Richard Tomkins
Do Financial Times
Um seleto grupo de marcas desafia o tempo. Elas atravessaram o século e parecem ser imortais.
Desde quando existem algumas delas? A Coca-Cola, desde 1886. Pasta de dentes Colgate? 1896. Corn Flakes da Kellogg’s? 1906.
A longevidade de marcas como essas ajuda a explicar dois eventos aparentemente não relacionados no mundo dos produtos domésticos e dos alimentos industrializados. Há algumas semanas, a Procter & Gamble, fabricante das fraldas Pampers, perdeu cerca de um terço de seu valor em Bolsa, depois de lançar um alerta quanto a uma queda de 11% em seus lucros deste trimestre. Depois, a Unilever, fabricante de Omo, anunciou o lançamento de um serviço chamado ‘‘Myhome’’, que promete limpar casas e cuidar da lavagem de roupas.
Ambos os desdobramentos refletem fatos desconfortáveis na vida dos fabricantes dos bens de consumo doméstico. Ainda que estejam lançando cada vez mais produtos, encontram dificuldade cada vez maior para repetir o sucesso dos produtos antigos.
A Procter & Gamble, por exemplo, apareceu com diversos produtos nos últimos anos. Mas faz décadas que conseguiu lançar um produto que chegou ao topo do mercado.
As pessoas dos países desenvolvidos parecem já ter todos os produtos de consumo básicos de que precisam. As inovações mais recentes estão ocupando os pequenos e poucos nichos remanescentes ou substituindo produtos existentes, com variantes e versões atualizadas da mesma coisa.
Em certo sentido, o psicólogo ‘‘behaviorista’’ Abraham Maslow alertou sobre a tendência quando propôs sua teoria da motivação humana. Ele disse que as necessidades das pessoas se enquadravam em uma hierarquia. As necessidades básicas estão na base.

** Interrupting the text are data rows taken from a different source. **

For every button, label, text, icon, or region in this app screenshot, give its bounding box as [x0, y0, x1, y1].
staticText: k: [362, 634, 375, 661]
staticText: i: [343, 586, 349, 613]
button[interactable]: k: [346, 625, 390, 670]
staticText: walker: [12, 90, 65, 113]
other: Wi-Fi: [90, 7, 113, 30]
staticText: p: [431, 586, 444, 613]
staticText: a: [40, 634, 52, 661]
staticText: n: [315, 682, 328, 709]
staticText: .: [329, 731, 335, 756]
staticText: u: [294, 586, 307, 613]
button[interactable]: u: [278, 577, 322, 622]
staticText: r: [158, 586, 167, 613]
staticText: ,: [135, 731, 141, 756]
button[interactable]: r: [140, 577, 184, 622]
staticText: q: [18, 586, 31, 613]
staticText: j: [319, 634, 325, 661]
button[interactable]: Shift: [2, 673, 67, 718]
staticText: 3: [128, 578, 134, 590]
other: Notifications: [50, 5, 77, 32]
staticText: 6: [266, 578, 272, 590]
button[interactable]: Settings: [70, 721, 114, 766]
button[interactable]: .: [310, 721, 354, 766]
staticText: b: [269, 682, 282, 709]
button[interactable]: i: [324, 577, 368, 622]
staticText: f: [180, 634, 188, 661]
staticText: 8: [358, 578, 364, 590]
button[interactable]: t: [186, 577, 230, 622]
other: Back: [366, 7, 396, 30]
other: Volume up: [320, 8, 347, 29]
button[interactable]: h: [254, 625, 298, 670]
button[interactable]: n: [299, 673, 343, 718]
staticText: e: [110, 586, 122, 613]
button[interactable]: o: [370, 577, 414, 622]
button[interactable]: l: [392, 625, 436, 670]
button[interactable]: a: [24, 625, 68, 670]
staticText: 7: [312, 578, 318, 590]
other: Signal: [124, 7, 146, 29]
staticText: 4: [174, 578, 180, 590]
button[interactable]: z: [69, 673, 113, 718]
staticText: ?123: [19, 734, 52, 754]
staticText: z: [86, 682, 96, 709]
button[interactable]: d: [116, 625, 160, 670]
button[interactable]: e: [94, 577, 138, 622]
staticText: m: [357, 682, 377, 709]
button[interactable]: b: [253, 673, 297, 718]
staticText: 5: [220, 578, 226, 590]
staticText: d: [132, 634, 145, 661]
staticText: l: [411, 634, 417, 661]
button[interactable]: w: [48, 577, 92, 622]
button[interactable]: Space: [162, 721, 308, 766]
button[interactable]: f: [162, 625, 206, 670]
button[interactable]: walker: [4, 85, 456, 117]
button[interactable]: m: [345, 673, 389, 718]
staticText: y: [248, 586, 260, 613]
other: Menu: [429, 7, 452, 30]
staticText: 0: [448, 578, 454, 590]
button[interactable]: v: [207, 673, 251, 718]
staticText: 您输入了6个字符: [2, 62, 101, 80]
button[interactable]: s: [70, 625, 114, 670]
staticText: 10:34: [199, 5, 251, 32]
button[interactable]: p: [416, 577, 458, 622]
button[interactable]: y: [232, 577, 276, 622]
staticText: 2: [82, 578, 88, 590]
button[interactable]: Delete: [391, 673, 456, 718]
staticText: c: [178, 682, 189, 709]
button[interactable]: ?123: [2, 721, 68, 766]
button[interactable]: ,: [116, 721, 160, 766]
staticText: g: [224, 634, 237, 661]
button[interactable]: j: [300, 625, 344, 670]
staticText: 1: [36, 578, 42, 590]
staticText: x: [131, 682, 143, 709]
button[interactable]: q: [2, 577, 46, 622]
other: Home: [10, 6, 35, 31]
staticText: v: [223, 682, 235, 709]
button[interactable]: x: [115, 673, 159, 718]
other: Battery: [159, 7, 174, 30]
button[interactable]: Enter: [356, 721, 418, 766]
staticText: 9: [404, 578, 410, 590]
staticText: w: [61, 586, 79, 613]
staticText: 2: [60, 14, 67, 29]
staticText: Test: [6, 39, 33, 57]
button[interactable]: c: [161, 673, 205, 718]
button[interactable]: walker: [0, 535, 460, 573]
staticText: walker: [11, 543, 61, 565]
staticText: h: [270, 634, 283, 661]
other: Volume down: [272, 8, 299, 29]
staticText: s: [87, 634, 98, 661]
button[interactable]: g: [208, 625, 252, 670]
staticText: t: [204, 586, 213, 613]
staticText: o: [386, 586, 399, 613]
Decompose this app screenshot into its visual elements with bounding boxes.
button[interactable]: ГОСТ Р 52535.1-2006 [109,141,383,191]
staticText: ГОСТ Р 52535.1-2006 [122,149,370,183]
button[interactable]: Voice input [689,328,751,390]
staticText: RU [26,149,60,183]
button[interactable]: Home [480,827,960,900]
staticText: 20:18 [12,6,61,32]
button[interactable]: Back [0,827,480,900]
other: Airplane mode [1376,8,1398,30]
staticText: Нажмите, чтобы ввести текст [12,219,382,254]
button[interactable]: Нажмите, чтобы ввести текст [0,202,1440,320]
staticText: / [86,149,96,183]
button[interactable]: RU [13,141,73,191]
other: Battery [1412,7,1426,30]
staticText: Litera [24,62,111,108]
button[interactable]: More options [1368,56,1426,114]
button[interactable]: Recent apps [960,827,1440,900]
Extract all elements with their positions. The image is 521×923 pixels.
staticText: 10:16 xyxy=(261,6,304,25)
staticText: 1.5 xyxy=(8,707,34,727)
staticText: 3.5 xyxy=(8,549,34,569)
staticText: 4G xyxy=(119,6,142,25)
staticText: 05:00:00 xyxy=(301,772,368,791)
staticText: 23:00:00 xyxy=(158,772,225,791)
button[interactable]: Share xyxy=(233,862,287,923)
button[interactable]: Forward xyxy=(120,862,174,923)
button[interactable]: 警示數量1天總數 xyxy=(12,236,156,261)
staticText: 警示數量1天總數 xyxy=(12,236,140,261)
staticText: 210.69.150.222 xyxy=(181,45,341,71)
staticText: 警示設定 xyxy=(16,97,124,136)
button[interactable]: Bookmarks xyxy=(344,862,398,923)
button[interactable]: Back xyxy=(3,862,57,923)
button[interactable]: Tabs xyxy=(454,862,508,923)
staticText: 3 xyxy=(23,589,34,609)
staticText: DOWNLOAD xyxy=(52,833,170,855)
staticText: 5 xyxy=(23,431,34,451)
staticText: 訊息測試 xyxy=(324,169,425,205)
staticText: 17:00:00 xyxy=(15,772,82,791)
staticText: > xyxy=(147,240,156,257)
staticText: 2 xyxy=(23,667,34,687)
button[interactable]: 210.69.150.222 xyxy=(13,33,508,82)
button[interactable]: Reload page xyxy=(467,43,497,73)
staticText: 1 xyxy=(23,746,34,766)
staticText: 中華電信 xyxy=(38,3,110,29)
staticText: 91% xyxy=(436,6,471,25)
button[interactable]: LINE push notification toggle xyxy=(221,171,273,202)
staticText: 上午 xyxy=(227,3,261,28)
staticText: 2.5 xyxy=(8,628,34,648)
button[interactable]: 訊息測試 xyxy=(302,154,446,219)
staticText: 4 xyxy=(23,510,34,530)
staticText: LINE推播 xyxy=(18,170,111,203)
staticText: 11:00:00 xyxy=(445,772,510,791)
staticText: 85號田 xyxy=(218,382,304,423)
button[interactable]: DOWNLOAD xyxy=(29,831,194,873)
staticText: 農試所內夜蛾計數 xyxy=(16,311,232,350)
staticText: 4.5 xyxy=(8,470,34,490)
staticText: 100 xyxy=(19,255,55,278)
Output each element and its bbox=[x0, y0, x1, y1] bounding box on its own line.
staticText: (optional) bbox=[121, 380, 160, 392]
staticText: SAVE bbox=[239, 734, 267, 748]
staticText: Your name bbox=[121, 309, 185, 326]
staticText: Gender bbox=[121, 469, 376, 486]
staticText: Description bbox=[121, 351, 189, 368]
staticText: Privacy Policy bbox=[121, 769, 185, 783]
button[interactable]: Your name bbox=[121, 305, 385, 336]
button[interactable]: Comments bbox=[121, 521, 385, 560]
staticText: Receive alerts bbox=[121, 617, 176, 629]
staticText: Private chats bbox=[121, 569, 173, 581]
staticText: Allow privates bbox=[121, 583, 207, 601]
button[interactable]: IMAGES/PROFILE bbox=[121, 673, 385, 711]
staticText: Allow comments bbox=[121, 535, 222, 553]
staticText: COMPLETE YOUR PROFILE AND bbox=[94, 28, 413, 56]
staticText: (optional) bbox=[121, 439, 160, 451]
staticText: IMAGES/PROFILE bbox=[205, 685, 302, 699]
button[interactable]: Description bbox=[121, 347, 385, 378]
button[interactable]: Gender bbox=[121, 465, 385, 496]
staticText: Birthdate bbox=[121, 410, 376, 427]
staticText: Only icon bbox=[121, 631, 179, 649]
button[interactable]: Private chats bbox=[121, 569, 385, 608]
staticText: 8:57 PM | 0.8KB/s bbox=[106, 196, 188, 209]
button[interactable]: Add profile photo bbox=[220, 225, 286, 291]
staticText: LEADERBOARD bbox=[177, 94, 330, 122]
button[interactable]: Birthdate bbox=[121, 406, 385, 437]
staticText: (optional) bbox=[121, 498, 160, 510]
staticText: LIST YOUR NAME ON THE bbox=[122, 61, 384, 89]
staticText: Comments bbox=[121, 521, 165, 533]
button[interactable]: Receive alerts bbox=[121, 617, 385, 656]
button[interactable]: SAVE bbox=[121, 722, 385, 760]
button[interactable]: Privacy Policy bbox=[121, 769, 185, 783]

As necessidades emocionais mais complexas, no meio, e a ‘‘auto-realização’’, no topo. À medida que cada necessidade é satisfeita, as pessoas sobem um nível e se dedicam a satisfazer a seguinte.
Quando Maslow desenvolveu essa teoria, em 1943, as fabricantes de bens de consumo já haviam feito grandes avanços na primeira camada dessa pirâmide hierárquica. A maior parte dos grandes nomes – Procter & Gamble, Colgate, Coca-Cola – já vinham satisfazendo as necessidades básicas das pessoas desde o final do século 19, quando a Revolução Industrial tornou possível a produção em massa.
Novos avanços foram conquistados nos anos 50 e 60, quando os ganhos de prosperidade nos países desenvolvidos fizeram com que as companhias decidissem concorrer pelos gastos das pessoas com um dilúvio de novos produtos, ‘‘melhorados’’.
Mas agora é difícil encontrar uma necessidade básica de consumo que não tenha sido satisfeita. Os bens nesse nível da hierarquia praticamente se transformaram em commodities, e o interesse das pessoas por marcas se transferiu a um degrau mais elevado.
De forma semelhante, muitas pessoas sentem que têm coisa mais interessante a fazer do que passar a vida cuidando da casa. Assim, em busca de um diferencial, a Unilever, decidiu lançar produtos acoplados ao serviço. O tempo vai dizer se deu certo.